On June 30, 2015, the U.S. Department of Labor (DOL) released its long awaited proposed rule changes to the “white-collar” overtime exemptions under the Fair Labor Standards Act (FLSA). Although the DOL previously indicated they would simplify the FLSA’s often difficult to administer “duties test,” the DOL so far has left that test untouched. Instead, the DOL proposes to raise the salary level at which an employee can qualify for a “white-collar” exemption from overtime pay requirements from $23,660 per year to an estimated $50,440 per year. The DOL predicts this will change the exempt status of 4.6 million workers who are currently exempt from overtime requirements to non-exempt status – requiring the payment of overtime. The proposed rule still needs to undergo a public comment period before it can be implemented as a final rule.
The FLSA generally requires employers to pay their non-exempt employees an overtime rate of time and one half their regulate rate for hours worked in excess of 40 in a workweek. The FLSA, however, exempts certain employees from these overtime requirements, including exemptions for executive, administrative and professional employees, the so-called “white-collar” exemptions. With some exceptions, employees currently must be paid a guaranteed salary of at least $455 per week ($23,660 per year) to satisfy the “white collar” exemptions and their job duties primarily must involve executive, administrative or professional duties as defined by the regulations. Over the last several years, employers have faced significant litigation over whether their exempt employees satisfied the “duties test” of the “white collar” exemptions and were truly exempt. Indeed, a cottage industry of wage and hour class and collective actions now exists based, in part, upon questions over the “duties test.”
On March 13, 2014, President Obama issued a Presidential Memorandum directing the DOL to update the FLSA regulations to increase the number of workers who would be eligible for overtime pay. The Memorandum also promised to simplify the FLSA and make it easier for employers to determine whether their employees were truly exempt. This week, the DOL followed through on the first directive and punted on the second.
In its proposed regulations, the DOL more than doubles the “salary level test” and, as a threshold matter, requires workers to earn at least a salary equal to the 40th percentile of all full-time salaried workers. The DOL expects this minimum salary level to be $50,440 per year by the time the rule is formally implemented and automatically to rise every year thereafter to keep up with salary increases. The DOL also increased the minimum salary level needed to qualify for the highly compensated employee exemption from $100,000 per year to approximately $122,148 per year (e.g. 90th percentile of all full-time salaried workers). The DOL expects this will directly cost employers between $239.6 and $255.3 million per year to familiarize employers with the new rule, determine whether workers need an adjustment to their status and to adjust workers to a new status. The DOL additionally expects the rule to transfer income from employers to employees in the form of higher earnings at an average of about $1.2 and $1.3 billion per year.

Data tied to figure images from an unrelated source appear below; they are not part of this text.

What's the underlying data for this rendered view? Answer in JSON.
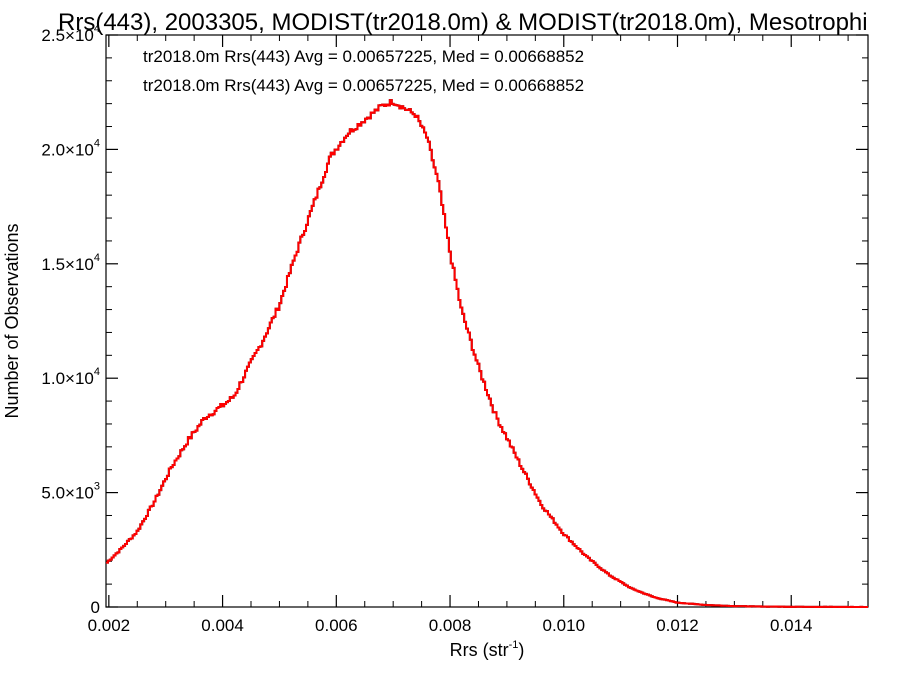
{
  "chart_data": {
    "type": "histogram",
    "title": "Rrs(443), 2003305, MODIST(tr2018.0m) & MODIST(tr2018.0m), Mesotrophi",
    "xlabel": {
      "base": "Rrs (str",
      "exp": "-1",
      "close": ")"
    },
    "ylabel": "Number of Observations",
    "xlim": [
      0.00195,
      0.01535
    ],
    "ylim": [
      0,
      25000
    ],
    "x_ticks": [
      {
        "value": 0.002,
        "label": "0.002"
      },
      {
        "value": 0.004,
        "label": "0.004"
      },
      {
        "value": 0.006,
        "label": "0.006"
      },
      {
        "value": 0.008,
        "label": "0.008"
      },
      {
        "value": 0.01,
        "label": "0.010"
      },
      {
        "value": 0.012,
        "label": "0.012"
      },
      {
        "value": 0.014,
        "label": "0.014"
      }
    ],
    "y_ticks": [
      {
        "value": 0,
        "mant": "0",
        "exp": ""
      },
      {
        "value": 5000,
        "mant": "5.0×10",
        "exp": "3"
      },
      {
        "value": 10000,
        "mant": "1.0×10",
        "exp": "4"
      },
      {
        "value": 15000,
        "mant": "1.5×10",
        "exp": "4"
      },
      {
        "value": 20000,
        "mant": "2.0×10",
        "exp": "4"
      },
      {
        "value": 25000,
        "mant": "2.5×10",
        "exp": "4"
      }
    ],
    "annotations": [
      {
        "text": "tr2018.0m Rrs(443) Avg = 0.00657225, Med = 0.00668852",
        "color": "#000000"
      },
      {
        "text": "tr2018.0m Rrs(443) Avg = 0.00657225, Med = 0.00668852",
        "color": "#ff0000"
      }
    ],
    "series": [
      {
        "color": "#000000",
        "linked": "black-series"
      },
      {
        "color": "#ff0000",
        "linked": "red-series"
      }
    ],
    "profile": [
      [
        0.00195,
        1900
      ],
      [
        0.0022,
        2500
      ],
      [
        0.0025,
        3300
      ],
      [
        0.0028,
        4600
      ],
      [
        0.0031,
        6100
      ],
      [
        0.0034,
        7300
      ],
      [
        0.0037,
        8300
      ],
      [
        0.004,
        8800
      ],
      [
        0.0042,
        9200
      ],
      [
        0.0044,
        10200
      ],
      [
        0.0047,
        11600
      ],
      [
        0.005,
        13200
      ],
      [
        0.0053,
        15500
      ],
      [
        0.0056,
        17600
      ],
      [
        0.0059,
        19700
      ],
      [
        0.0062,
        20700
      ],
      [
        0.0065,
        21300
      ],
      [
        0.0068,
        21900
      ],
      [
        0.007,
        22100
      ],
      [
        0.0072,
        21800
      ],
      [
        0.0074,
        21500
      ],
      [
        0.0076,
        20500
      ],
      [
        0.0078,
        18500
      ],
      [
        0.008,
        15500
      ],
      [
        0.0082,
        13000
      ],
      [
        0.0085,
        10500
      ],
      [
        0.0088,
        8400
      ],
      [
        0.0092,
        6400
      ],
      [
        0.0096,
        4500
      ],
      [
        0.01,
        3200
      ],
      [
        0.0104,
        2200
      ],
      [
        0.0108,
        1400
      ],
      [
        0.0112,
        800
      ],
      [
        0.0116,
        420
      ],
      [
        0.012,
        190
      ],
      [
        0.0125,
        90
      ],
      [
        0.013,
        40
      ],
      [
        0.0135,
        20
      ],
      [
        0.014,
        10
      ],
      [
        0.0153,
        0
      ]
    ],
    "bin_width": 3.35e-05,
    "grid": false
  }
}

Although the DOL was also directed to simplify FLSA regulations so that they would be easier for both workers and employers to understand and apply, the DOL has not proposed such simplifications. Instead, they have asked the public to provide their comments on how the “duties test” is currently working and to recommend suggestions for improving it.
While a final rule will not issue for several months, a momentous change appears to be on the horizon. Employers need to pay close attention to these developments as the drastic increase in salary levels proposed by the DOL will require many employers to revisit their employee’s FLSA status and will likely lead to substantial increases in the cost of labor.
Employers are encouraged to provide their comments to the proposed rule change during the public comment period.